I practice yoga two or three times a week but I’ve written very little about it. Many people still hold misconceptions about yoga and dismiss it– either because they think it’s not enough of a workout ( it is!) or because it’s too touchy feely or cultish (it’s not!)
Fellow yogis get why it’s one of the most powerful things you can do for yourself. It’s exercise, sure, but the work you do in yoga makes your entire body stronger, increases your balance and agility, and teaches you how to breathe more consciously and efficiently. Practicing yoga regularly can also help unclutter your mind, relieve stress, and make you more calm.
It’s that last part that makes some people uncomfortable. If you’ve never tried yoga or even if you’ve taken only a few classes, it’s difficult to appreciate its positive effects. I know many people who have come away from initial experiences thinking it’s a bunch of hippies stretching on the floor.
You have to practice a lot to get familiar with the proper way to do a pose, and then find an ease in holding it. It’s then when you realize how much strength and mental effort it takes to get each pose aligned correctly.
I love the physical challenges of yoga, and the fact that I’m concentrating so hard on perfecting a pose, I can’t think about anything else. When I leave class, my body feels stretched like I’ve had a massage, and I’m always more placid than when I arrived because –most of the time– I escaped the junk in my mind for an hour.
That’s why I keep returning to my mat.
But I understand why the spiritual aspect of yoga freaks some people out.
I admit then when I first started it intimidated me too. It’s common for teachers to read or tell an enlightening story at the beginning or end of class. Some poses include putting your hands together in prayer. Often teachers ask students to set an intention for their practice, which could be a word (serenity, patience, kindness, etc) or a dedication to a person who could use positive energy like a loved one who’s sick or going through a hard time.
At first, I thought that part was hokey, but as I got used to it, I came to appreciate the opportunity to think about something outside myself for a moment. Now I look forward to it.
But then there’s the om.
Om is a simple mantra sound– of Hindu or Indian origin– that’s often chanted three times at the beginning and end of a yoga session.
It’s pronounced: “aaaaaaauuuuuuummmmmmm!”
There are several explanations for why this is done. Some say it represents the union of mind, body, and spirit at the heart of yoga, coming together in a single sound. Ancient yogis believed that “om” signified the sound of the universe. By chanting it in a class, it brings all the people and energy in the room together as one voice.
It can be a cool experience.
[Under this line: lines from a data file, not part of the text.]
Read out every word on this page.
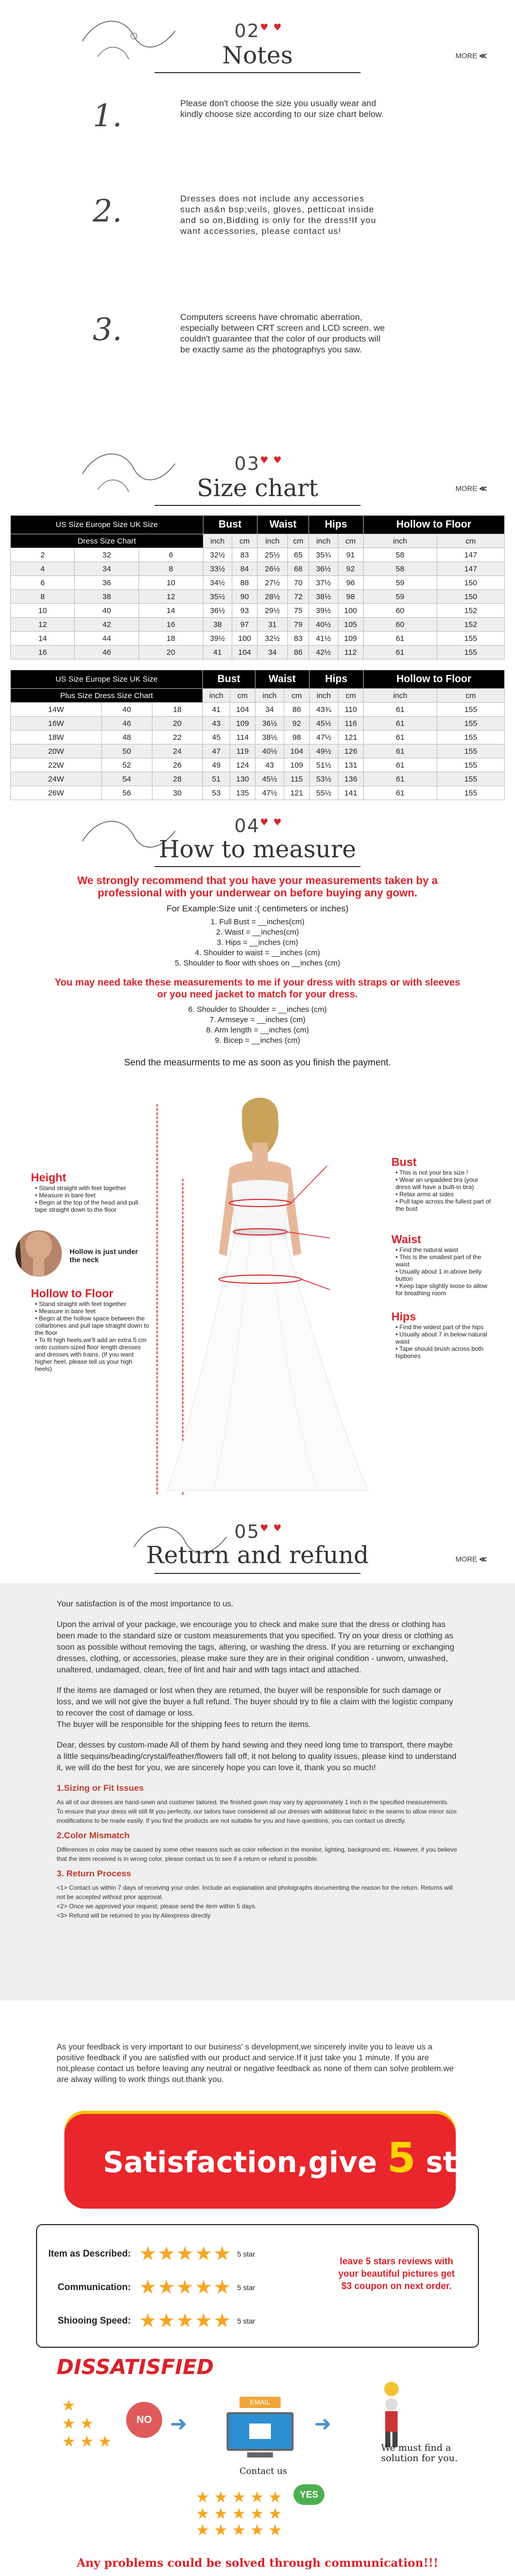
02♥ ♥
Notes	MORE ≪
1.	Please don't choose the size you usually wear and kindly choose size according to our size chart below.
2.	Dresses does not include any accessories such as&n bsp;veils, gloves, petticoat inside and so on,Bidding is only for the dress!If you want accessories, please contact us!
3.	Computers screens have chromatic aberration, especially between CRT screen and LCD screen. we couldn't guarantee that the color of our products will be exactly same as the photographys you saw.
03♥ ♥
Size chart	MORE ≪
US Size Europe Size UK Size			Bust		Waist		Hips		Hollow to Floor	
Dress Size Chart			inch	cm	inch	cm	inch	cm	inch	cm
2	32	6	32½	83	25½	65	35¾	91	58	147
4	34	8	33½	84	26½	68	36½	92	58	147
6	36	10	34½	88	27½	70	37½	96	59	150
8	38	12	35½	90	28½	72	38½	98	59	150
10	40	14	36½	93	29½	75	39½	100	60	152
12	42	16	38	97	31	79	40½	105	60	152
14	44	18	39½	100	32½	83	41½	109	61	155
16	46	20	41	104	34	86	42½	112	61	155
US Size Europe Size UK Size			Bust		Waist		Hips		Hollow to Floor	
Plus Size Dress Size Chart			inch	cm	inch	cm	inch	cm	inch	cm
14W	40	18	41	104	34	86	43¾	110	61	155
16W	46	20	43	109	36½	92	45½	116	61	155
18W	48	22	45	114	38½	98	47½	121	61	155
20W	50	24	47	119	40½	104	49½	126	61	155
22W	52	26	49	124	43	109	51½	131	61	155
24W	54	28	51	130	45½	115	53½	136	61	155
26W	56	30	53	135	47½	121	55½	141	61	155
04♥ ♥
How to measure
We strongly recommend that you have your measurements taken by a professional with your underwear on before buying any gown.
For Example:Size unit :( centimeters or inches)
1. Full Bust = __inches(cm)
2. Waist = __inches(cm)
3. Hips = __inches (cm)
4. Shoulder to waist = __inches (cm)
5. Shoulder to floor with shoes on __inches (cm)
You may need take these measurements to me if your dress with straps or with sleeves or you need jacket to match for your dress.
6. Shoulder to Shoulder = __inches (cm)
7. Armseye = __inches (cm)
8. Arm length = __inches (cm)
9. Bicep = __inches (cm)
Send the measurments to me as soon as you finish the payment.
Height
• Stand straight with feet together
• Measure in bare feet
• Begin at the top of the head and pull tape straight down to the floor
Hollow is just under the neck
Hollow to Floor
• Stand straight with feet together
• Measure in bare feet
• Begin at the hollow space between the collarbones and pull tape straight down to the floor
• To fit high heels,we'll add an extra 5 cm onto custom-sized floor length dresses and dresses with trains. (If you want higher heel, please tell us your high heels)
Bust
• This is not your bra size !
• Wear an unpadded bra (your dress will have a built-in bra)
• Relax arms at sides
• Pull tape across the fullest part of the bust
Waist
• Find the natural waist
• This is the smallest part of the waist
• Usually about 1 in.above belly button
• Keep tape slightly loose to allow for breathing room
Hips
• Find the widest part of the hips
• Usually about 7 in.below natural waist
• Tape should brush across both hipbones
05♥ ♥
Return and refund	MORE ≪

Your satisfaction is of the most importance to us.

Upon the arrival of your package, we encourage you to check and make sure that the dress or clothing has been made to the standard size or custom measurements that you specified. Try on your dress or clothing as soon as possible without removing the tags, altering, or washing the dress. If you are returning or exchanging dresses, clothing, or accessories, please make sure they are in their original condition - unworn, unwashed, unaltered, undamaged, clean, free of lint and hair and with tags intact and attached.

If the items are damaged or lost when they are returned, the buyer will be responsible for such damage or loss, and we will not give the buyer a full refund. The buyer should try to file a claim with the logistic company to recover the cost of damage or loss.
The buyer will be responsible for the shipping fees to return the items.

Dear, desses by custom-made All of them by hand sewing and they need long time to transport, there maybe a little sequins/beading/crystal/feather/flowers fall off, it not belong to quality issues, please kind to understand it, we will do the best for you, we are sincerely hope you can love it, thank you so much!

1.Sizing or Fit Issues
As all of our dresses are hand-sewn and customer tailored, the finished gown may vary by approximately 1 inch in the specified measurements.
To ensure that your dress will still fit you perfectly, our tailors have considered all our dresses with additional fabric in the seams to allow minor size modifications to be made easily. If you find the products are not suitable for you and have questions, you can contact us directly.
2.Color Mismatch
Differences in color may be caused by some other reasons such as color reflection in the monitor, lighting, background etc. However, if you believe that the item received is in wrong color, please contact us to see if a return or refund is possible.
3. Return Process
<1> Contact us within 7 days of receiving your order. Include an explanation and photographs documenting the reason for the return. Returns will not be accepted without prior approval.
<2> Once we approved your request, please send the item within 5 days.
<3> Refund will be returned to you by Aliexpress directly
As your feedback is very important to our business' s development,we sincerely invite you to leave us a positive feedback if you are satisfied with our product and service.If it just take you 1 minute. If you are not,please contact us before leaving any neutral or negative feedback as none of them can solve problem.we are alway willing to work things out.thank you.
Satisfaction,give 5 star
Item as Described: ★★★★★ 5 star
Communication: ★★★★★ 5 star
Shiooing Speed: ★★★★★ 5 star
leave 5 stars reviews with your beautiful pictures get $3 coupon on next order.
DISSATISFIED
★
★ ★
★ ★ ★
NO ➜
EMAIL
Contact us
➜
We must find a solution for you.
★ ★ ★ ★ ★
★ ★ ★ ★ ★
★ ★ ★ ★ ★
YES
Any problems could be solved through communication!!!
But sometimes you just want to stay under the radar and break a sweat.
Om-ing is a routine part of any yoga practice, and although I’ve been taking classes for six years, I’ve never felt completely comfortable in my om skin.
Every teacher is different so there’s no universal approach to om-ing. Some start low and get high, others can be monotone. Oms can be sung or chanted, long or short. You just never know what you’re going to get.
You’re supposed to breathe deeply through the nose to fill up your lungs so you can really belt out your om. But if you don’t get enough air in, you can peter out half-way through and feel lost. Or worse, you can suck in so much air that you’re the last one making noise when the room goes quiet. I hate that.
Some yogis just love being the loudest and/or longest om-er in the room. Not me. Most of the time, I just want to get it over with and get down dogging.
One of my favorite teachers– who has a hand-pumped harmonium and gorgeous singing voice–plays her instrument at the beginning and end of class and leads her om so beautifully that no matter who’s in the room, it sounds like a chorus at Carnegie Hall. I like those oms.
It’s true that practicing yoga has the potential to make you uneasy. And I’m not talking about the joys of standing on your head or winding your body into a pretzel. But yoga forces you to connect with the other people in the room in a way other exercise experiences don’t. It encourages you to be in the moment and face how you’re feeling.
There are times when I feel self-conscious and vulnerable. My reluctance to om is likely part of my initial resistance to those connections. I’ve noticed it’s always easier for me to om at the end of class because I’ve given in to the journey.
Although om is not my favorite part of yoga, I’ve come to appreciate it. It’s another way to push myself through petty insecurities and be more self-aware. I never got that from a treadmill.